We do not intend to supplant highly accurate and definitive testing for specific viruses or autoantibodies, but NMR might accelerate and focus initiation of effective therapies, to improve outcomes, and improve patient safety and financial risk by limiting expensive, CSF- or blood-consuming diagnostics.

Discussion

The common infectious cause of encephalitis, like herpes simplex virus (HSV), requires specific antimicrobial therapy. However, vast numbers of infectious agents do not have specific treatment, and damage is inflicted by autoimmune mechanism, which requires immunosuppression and supportive therapy. Recent epidemiological revision suggests that the most common form of encephalitis is caused by an autoantibody directed at the NMDA class of glutamate receptors (NMDAR) in the brain [3]. Autoimmune encephalitis can follow HSV encephalitis [4] which can make clinical decisions more difficult.

Acute disseminated encephalomyelitis (ADEM), which often follows mild systemic illnesses, vaccination, or trauma, is a form of encephalomyelitis characterized by multifocal white matter damage af fecting the myelin. The inflammation is mediated by cellular immunity [5], and treatment varies considerably from antibody-mediated disease. Lyme disease may mimic ADEM with multifocal appearance, requiring antibacterial therapy rather than immunosuppression. Encephalopathy mimics encephalomyelitis, but is caused by entirely different etiologies, like metabolic and endocrine disorders to name few.

Given the lack of early distinct clinical findings in the above situations, coupled with expensive array of tests with need to send multiple samples to different reference labs and slow turnaround time, selecting appropriate therapy in timely manner is challenging. It’s a frequent clinical dilemma, whether to treat encephalitis as an infection, or initiate immunosuppression, which are contradictory [6].

What is needed is broadly targeted screening tests that can be readily available in most countries at a local level. NMR metabolomics has potential to evolve into useful tool in these conditions. Specific confirmatory tests can follow. Pathogen-discovery methods by next generation sequencing [7,8] show tremendous promise but require expensive instrumentation and computer resources, generate massive data, and require major informatics support.

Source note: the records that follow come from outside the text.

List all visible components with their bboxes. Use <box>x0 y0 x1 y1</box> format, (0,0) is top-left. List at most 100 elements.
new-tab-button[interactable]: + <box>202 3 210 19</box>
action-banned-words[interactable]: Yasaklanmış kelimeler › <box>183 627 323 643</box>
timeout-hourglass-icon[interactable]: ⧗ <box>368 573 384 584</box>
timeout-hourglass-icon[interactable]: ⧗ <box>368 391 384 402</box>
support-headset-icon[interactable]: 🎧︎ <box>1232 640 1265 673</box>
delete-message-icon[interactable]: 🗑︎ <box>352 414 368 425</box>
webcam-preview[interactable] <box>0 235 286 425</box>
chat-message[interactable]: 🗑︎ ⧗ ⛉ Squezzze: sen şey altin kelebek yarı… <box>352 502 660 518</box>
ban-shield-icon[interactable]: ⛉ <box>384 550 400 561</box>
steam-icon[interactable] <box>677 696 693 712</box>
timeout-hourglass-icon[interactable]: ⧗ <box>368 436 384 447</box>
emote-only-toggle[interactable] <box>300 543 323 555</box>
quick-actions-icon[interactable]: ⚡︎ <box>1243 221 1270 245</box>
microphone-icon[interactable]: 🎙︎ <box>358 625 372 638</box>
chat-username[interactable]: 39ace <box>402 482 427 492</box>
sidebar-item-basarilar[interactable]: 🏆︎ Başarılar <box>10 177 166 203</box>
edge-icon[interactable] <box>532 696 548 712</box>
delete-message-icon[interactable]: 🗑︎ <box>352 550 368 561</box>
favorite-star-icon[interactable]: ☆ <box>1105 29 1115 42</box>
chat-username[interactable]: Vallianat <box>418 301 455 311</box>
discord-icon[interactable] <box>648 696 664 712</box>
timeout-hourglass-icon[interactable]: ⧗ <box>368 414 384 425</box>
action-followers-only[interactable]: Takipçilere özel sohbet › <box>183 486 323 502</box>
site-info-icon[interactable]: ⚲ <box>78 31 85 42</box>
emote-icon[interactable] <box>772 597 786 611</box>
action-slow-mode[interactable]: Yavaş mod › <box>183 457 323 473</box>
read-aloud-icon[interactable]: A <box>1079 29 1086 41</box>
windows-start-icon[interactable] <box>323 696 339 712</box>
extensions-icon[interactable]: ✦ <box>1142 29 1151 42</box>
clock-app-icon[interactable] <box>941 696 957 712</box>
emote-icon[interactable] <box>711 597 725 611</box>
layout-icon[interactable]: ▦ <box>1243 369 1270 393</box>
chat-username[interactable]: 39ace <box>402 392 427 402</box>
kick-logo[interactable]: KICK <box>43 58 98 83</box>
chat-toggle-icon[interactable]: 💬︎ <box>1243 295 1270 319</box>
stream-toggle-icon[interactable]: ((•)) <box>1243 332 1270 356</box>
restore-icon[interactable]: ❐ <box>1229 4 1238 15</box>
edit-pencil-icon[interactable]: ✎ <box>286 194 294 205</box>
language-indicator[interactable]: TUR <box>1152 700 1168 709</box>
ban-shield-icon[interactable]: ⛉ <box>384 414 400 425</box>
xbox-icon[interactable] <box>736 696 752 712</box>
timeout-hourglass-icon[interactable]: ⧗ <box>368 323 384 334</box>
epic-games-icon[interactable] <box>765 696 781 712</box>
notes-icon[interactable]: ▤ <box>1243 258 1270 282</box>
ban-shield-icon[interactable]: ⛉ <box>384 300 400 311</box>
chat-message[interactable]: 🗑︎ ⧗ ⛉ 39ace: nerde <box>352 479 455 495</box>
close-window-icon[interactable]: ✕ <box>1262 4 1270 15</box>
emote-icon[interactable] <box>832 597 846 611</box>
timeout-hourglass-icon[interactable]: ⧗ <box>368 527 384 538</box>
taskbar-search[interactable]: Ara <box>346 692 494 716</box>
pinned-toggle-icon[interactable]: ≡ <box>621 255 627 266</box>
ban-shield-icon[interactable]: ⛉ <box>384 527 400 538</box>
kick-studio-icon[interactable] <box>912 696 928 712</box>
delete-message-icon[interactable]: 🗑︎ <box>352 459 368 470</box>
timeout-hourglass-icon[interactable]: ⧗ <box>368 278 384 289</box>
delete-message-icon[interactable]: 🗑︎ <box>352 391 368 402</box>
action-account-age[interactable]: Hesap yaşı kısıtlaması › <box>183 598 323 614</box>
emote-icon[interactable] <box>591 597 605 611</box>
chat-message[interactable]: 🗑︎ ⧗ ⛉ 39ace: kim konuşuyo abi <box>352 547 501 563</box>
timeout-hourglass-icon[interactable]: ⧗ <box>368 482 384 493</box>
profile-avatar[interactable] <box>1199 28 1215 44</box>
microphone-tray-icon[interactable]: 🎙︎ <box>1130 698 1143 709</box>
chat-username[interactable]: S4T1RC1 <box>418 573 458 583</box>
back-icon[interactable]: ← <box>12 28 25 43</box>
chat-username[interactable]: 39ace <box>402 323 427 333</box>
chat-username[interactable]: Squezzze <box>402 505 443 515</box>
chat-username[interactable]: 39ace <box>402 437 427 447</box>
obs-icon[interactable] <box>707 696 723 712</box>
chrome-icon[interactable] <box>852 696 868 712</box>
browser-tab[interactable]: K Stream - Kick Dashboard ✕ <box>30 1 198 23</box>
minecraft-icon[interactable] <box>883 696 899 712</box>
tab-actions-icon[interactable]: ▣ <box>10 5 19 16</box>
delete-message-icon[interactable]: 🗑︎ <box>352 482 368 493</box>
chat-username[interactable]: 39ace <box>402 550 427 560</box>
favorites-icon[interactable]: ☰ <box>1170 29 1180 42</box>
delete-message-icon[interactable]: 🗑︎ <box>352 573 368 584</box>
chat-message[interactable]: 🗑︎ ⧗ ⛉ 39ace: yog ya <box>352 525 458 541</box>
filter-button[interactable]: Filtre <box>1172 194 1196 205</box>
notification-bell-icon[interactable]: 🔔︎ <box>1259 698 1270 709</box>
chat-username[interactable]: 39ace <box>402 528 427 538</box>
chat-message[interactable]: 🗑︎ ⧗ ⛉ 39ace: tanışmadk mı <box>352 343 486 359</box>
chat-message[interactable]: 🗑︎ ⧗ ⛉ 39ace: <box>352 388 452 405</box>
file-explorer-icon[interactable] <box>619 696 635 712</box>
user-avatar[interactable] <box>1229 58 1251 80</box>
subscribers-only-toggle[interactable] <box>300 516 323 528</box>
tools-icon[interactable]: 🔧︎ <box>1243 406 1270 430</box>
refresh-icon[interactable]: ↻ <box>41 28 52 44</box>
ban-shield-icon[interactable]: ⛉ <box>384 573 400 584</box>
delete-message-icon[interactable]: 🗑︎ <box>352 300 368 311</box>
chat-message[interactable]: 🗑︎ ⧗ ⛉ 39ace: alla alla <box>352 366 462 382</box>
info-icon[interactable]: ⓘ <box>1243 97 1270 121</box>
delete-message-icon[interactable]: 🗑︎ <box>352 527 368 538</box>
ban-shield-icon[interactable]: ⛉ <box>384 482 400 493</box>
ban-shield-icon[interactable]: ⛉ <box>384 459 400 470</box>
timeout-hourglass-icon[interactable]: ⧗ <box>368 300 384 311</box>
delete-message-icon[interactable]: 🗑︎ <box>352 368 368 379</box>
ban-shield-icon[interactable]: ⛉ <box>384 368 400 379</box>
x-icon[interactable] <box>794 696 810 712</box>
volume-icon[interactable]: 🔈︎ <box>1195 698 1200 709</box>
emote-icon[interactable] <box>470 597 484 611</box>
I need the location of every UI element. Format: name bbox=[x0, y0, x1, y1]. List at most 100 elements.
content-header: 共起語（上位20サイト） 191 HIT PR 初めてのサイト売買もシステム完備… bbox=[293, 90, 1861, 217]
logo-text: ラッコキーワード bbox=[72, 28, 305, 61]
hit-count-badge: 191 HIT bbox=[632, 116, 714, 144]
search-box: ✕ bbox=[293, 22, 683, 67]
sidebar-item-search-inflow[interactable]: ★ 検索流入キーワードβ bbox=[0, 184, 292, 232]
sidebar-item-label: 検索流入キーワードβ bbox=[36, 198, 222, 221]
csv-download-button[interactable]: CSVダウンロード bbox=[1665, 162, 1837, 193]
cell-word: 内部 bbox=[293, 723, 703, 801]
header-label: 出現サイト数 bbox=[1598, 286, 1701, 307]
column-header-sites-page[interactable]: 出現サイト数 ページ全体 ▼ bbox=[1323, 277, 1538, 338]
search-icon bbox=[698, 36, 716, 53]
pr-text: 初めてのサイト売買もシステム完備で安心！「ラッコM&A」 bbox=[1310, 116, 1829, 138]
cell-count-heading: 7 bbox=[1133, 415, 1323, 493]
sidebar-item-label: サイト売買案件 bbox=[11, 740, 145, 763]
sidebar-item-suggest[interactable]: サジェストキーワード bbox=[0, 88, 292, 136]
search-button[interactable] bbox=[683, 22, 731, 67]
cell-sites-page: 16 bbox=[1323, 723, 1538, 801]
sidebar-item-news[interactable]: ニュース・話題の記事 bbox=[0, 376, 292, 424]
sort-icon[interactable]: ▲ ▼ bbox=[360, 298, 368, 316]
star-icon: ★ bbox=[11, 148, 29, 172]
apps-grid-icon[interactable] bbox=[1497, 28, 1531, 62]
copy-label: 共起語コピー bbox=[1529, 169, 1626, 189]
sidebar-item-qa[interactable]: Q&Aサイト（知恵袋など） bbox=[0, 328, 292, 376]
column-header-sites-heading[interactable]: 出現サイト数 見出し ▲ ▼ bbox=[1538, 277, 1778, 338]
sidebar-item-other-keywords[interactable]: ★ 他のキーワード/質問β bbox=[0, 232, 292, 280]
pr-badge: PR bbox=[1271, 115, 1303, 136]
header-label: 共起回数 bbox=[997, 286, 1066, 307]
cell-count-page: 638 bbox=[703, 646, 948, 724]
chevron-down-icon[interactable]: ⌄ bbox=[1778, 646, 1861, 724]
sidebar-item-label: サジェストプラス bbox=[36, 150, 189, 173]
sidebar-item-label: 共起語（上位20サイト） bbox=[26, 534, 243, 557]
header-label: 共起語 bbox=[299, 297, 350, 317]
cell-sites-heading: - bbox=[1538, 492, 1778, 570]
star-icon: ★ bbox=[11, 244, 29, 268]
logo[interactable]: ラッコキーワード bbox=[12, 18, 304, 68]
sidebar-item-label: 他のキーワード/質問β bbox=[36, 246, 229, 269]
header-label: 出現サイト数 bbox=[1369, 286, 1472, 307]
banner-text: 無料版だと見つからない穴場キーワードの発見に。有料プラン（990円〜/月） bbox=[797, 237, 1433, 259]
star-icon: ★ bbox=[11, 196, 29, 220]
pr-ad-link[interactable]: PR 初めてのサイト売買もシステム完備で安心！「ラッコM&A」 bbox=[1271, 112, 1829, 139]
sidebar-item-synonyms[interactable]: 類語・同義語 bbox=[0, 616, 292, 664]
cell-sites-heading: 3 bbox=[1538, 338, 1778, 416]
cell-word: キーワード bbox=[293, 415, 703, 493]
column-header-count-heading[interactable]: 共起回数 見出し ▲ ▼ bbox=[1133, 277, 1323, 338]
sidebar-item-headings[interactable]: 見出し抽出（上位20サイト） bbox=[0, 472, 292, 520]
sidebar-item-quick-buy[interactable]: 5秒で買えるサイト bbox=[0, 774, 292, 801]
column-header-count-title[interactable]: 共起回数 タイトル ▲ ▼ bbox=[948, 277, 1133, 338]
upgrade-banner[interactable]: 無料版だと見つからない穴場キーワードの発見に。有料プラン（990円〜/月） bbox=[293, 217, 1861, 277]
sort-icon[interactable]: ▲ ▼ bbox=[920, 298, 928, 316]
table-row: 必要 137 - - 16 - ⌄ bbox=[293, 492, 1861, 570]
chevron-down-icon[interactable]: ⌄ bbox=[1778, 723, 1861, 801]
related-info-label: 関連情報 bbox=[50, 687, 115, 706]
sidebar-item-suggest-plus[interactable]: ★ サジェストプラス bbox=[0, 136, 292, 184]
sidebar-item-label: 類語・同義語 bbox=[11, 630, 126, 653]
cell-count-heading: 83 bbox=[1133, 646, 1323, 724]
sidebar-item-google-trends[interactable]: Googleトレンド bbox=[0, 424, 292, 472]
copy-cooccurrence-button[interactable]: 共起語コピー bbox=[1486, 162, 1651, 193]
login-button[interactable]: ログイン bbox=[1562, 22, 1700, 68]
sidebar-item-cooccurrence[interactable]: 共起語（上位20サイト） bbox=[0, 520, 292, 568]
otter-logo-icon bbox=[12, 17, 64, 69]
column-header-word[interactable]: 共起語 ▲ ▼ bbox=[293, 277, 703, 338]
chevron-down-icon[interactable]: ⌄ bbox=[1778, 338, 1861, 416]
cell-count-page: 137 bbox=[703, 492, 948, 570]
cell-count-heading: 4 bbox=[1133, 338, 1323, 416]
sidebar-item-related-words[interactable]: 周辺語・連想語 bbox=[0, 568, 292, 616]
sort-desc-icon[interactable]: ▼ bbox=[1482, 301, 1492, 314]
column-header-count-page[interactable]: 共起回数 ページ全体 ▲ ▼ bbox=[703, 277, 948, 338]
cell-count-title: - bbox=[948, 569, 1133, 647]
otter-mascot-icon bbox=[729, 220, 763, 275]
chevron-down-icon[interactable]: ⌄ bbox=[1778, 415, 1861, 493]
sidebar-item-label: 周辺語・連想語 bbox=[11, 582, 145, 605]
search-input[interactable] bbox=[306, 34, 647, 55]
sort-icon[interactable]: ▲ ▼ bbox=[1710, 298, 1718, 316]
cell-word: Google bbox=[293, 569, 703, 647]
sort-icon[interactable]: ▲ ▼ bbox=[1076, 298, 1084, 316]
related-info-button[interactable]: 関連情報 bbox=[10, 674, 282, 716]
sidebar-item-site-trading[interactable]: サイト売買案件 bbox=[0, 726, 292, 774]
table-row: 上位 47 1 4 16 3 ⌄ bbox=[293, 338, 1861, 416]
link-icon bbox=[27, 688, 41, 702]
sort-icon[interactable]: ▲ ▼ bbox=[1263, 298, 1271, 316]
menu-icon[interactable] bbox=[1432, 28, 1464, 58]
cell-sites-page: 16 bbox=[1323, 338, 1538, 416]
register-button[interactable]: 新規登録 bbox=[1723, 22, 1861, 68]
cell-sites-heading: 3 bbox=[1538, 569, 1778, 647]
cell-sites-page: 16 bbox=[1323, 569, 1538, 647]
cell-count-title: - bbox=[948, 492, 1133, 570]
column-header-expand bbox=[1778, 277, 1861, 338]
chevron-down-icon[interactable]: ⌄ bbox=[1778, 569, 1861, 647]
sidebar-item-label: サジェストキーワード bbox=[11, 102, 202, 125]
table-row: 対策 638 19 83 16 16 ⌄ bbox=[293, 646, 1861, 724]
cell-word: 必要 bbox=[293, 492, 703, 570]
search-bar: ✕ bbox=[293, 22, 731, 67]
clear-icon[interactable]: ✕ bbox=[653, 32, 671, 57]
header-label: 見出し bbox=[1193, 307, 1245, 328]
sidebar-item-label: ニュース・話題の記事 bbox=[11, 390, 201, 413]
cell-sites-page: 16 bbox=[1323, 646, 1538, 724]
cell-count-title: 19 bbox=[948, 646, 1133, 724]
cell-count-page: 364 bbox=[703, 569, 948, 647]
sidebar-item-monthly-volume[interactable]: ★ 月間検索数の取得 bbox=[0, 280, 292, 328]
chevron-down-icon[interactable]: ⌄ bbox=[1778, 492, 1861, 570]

Mass spectroscopy is more accessible locally, but requires derivitization of samples. CSF is contaminated with a cephalocaudal gradient of serum proteins that challenges interpretation. NMR metabolomics is a complementary strategy that requires minimal processing, sample volume and time. NMR instruments are widely distributed in many emerging countries and the spectra are compact data that are easily transmitted by Internet. Analysis can be done on laptops using conventional statistical software.